Mülakat diye tutturdunuz. Öğretmenin yeterliğini ölçmeniz gerekiyormuş. O öğretmenler, bu ülkenin lisesinde okuyarak puanla bu ülkenin üniversitesini kazandı ve yine yeterli becerileri kazandığı için mezun oldu, KPSS’den yeterli puanı da aldı. Mülakat ile daha neyi ölçeceksiniz? Öğretmenlerimizin aldığı eğitimleri, kazandığı sınavlar ölçmüş ve yeterli görmüş. Verilen eğitime mi güvensizsiniz?
Daha bitmiyor. Öğretmen sınıfına girebilmek içi adeta sırat köprüsünden önceki son durağa kadar gelmesi lazım. Korkarız ki önümüzdeki yıllarda bu son durak da yetersiz gelmesin sizlere.
Yeni durak “Eğitim Akademileri”. Eğitim Fakültelerini, ders veren akademisyenleri değersizleştiren bir uygulama ile öğretmenler üç yıl eğitime tabi tutulacakmış. Lisans eğitimini tamamlamış, daha göreve başlamamış bir öğretmene bu üç yıl boyunca neyin eğitimini vereceksiniz? Bir de övünç kaynağı açıklama var ki; eğitim süresi boyunca öğretmenler bir miktar ödeme bile alacaklarmış. Bir miktar atama, bir miktar ödeme, bir miktar itibar.
Milli Eğitim Bakanlığı, müfredatı eksik buldu, öğretmeni eksik buldu, akademisyenleri, üniversiteleri yetersiz gördü. Bunların hepsini kapsayan bir sistem getirmeye çalışıyor sanki.
“Öğretmenler Odası Buluşmaları” ile sahada da görüyoruz Bakanımızı ama hala sahadan uzak, gerçeklerden uzak çalışmalar içinde ve buna bir anlam veremiyoruz.
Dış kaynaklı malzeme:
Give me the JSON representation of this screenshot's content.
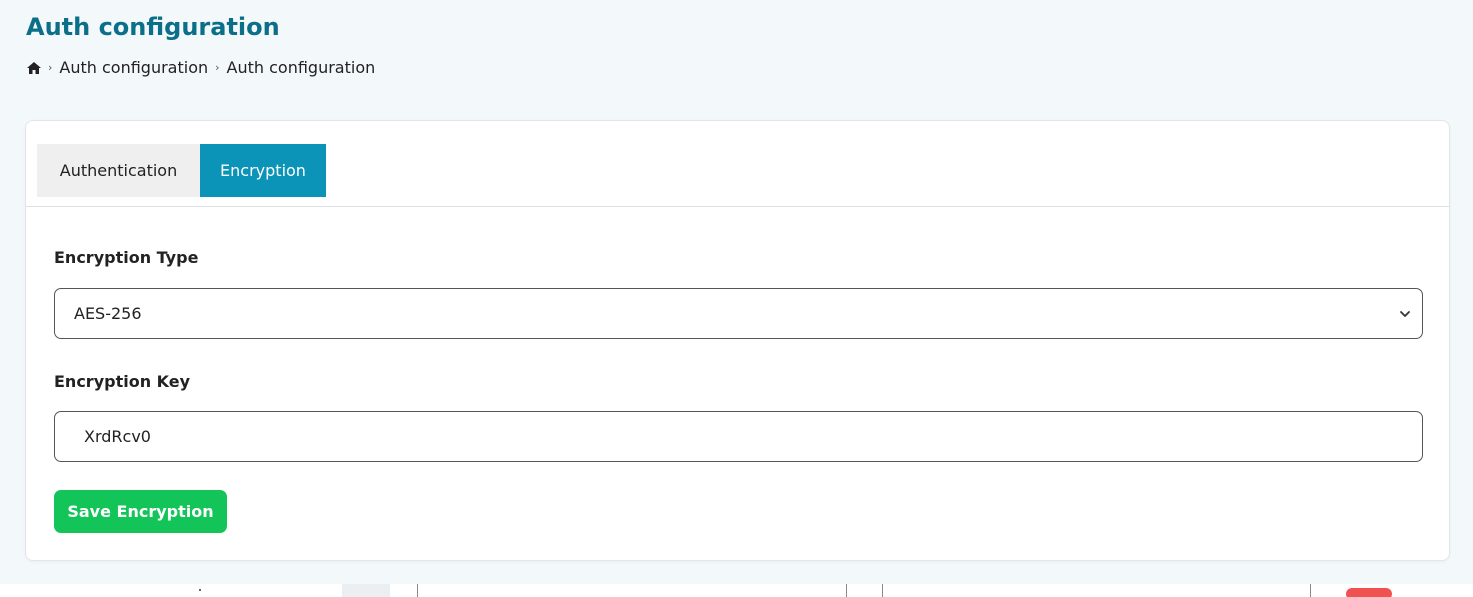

En acı tarafı da Bakanın yapmak istediği her şeyi öğretmeni YETERSİZ göstererek yapmasıdır.
Müfredat yetersiz olabilir, kitaplar yetersiz olabilir, eğitim ödeneği yetersiz olabilir, öğretmene verilen değer yetersiz olabilir ama ÖĞRETMEN YETERSİZ DEĞİLDİR!
İşin özü; asıl ilgilenmeniz gereken nokta öğretmenlerin atama şartları değil, öğretmenlerin içinde bulunduğu şartları değiştirmenizdir.